The counterintuitive decrease of exhaled nitric oxide (NO) levels in a severe inflammatory disorder like cystic fibrosis (CF) is only scarcely understood. Because NO is important in a variety of regulatory processes in the lung, including host defense, inflammation, and bronchomotor control, it is necessary to search for clarifying mechanisms.OBJECTIVES
To explore whether fractional exhaled NO (FENO) and nasal NO (nNO) levels are associated with CF genotype, nutritional status, presence of nasal polyps, pulmonary function, and airway colonization with Staphylococcus aureus and Pseudomonas aeruginosa in children with CF, and to investigate the effect of functional endoscopic sinus surgery (FESS) on FENO and nNO levels in children with CF and persistent sinonasal disease.DESIGN, SETTING, AND PARTICIPANTS
Cross-sectional study (association with NO) and prospective study (effect of FESS on NO) in a tertiary care referral center. Patients included 95 children with CF in clinically stable condition at routine annual multidisciplinary examination, 13 of whom were referred for a FESS procedure.INTERVENTIONS
Functional endoscopic sinus surgery in children with CF and persistent sinonasal disease.MAIN OUTCOMES AND MEASURES
Body mass index (BMI), FENO and nNO levels, results of flexible nasal endoscopy, pulmonary function tests (forced expiratory volume in 1 second and forced vital capacity), and airway cultures.RESULTS
Children with nasal polyposis have significantly lower nNO levels than those without polyposis (median, 53 vs 140 parts per billion; P = .001); these values are negatively associated with colonization with S aureus (β = −.22; P = .04).
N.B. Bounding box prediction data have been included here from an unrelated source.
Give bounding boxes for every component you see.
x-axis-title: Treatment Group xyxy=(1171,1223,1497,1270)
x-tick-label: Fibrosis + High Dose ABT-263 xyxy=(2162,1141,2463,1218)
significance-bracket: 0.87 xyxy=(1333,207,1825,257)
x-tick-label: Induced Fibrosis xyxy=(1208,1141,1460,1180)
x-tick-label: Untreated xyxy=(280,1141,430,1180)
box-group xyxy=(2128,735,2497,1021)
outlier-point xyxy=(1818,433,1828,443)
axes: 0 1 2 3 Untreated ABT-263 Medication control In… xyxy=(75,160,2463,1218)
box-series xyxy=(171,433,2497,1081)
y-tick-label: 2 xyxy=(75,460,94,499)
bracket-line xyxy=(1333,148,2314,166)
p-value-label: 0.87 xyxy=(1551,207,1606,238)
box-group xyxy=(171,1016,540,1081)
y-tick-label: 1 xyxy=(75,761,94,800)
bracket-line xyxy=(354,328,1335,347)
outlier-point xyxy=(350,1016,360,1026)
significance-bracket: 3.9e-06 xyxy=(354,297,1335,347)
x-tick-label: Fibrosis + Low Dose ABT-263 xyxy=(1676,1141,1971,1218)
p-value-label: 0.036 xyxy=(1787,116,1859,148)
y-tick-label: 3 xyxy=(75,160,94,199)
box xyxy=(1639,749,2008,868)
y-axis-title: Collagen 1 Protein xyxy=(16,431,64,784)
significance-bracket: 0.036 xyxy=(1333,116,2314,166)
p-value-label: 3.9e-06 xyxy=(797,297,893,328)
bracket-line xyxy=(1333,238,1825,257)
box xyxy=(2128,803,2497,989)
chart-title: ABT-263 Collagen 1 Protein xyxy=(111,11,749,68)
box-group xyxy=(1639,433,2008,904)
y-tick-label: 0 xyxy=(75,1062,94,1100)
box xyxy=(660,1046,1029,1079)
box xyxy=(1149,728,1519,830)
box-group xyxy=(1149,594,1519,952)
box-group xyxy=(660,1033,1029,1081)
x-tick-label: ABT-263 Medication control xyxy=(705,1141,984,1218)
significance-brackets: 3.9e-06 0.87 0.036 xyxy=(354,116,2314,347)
After FESS, nNO values increase significantly, although not to normal levels.CONCLUSIONS AND RELEVANCE
In children with CF, the presence of nasal polyps is associated with significantly lower nNO levels than in children without nasal polyps. After FESS for nasal polyposis, nNO levels increase significantly, but not to normal levels. Low nNO levels are associated with S aureus colonization in the oropharynx and lower airways.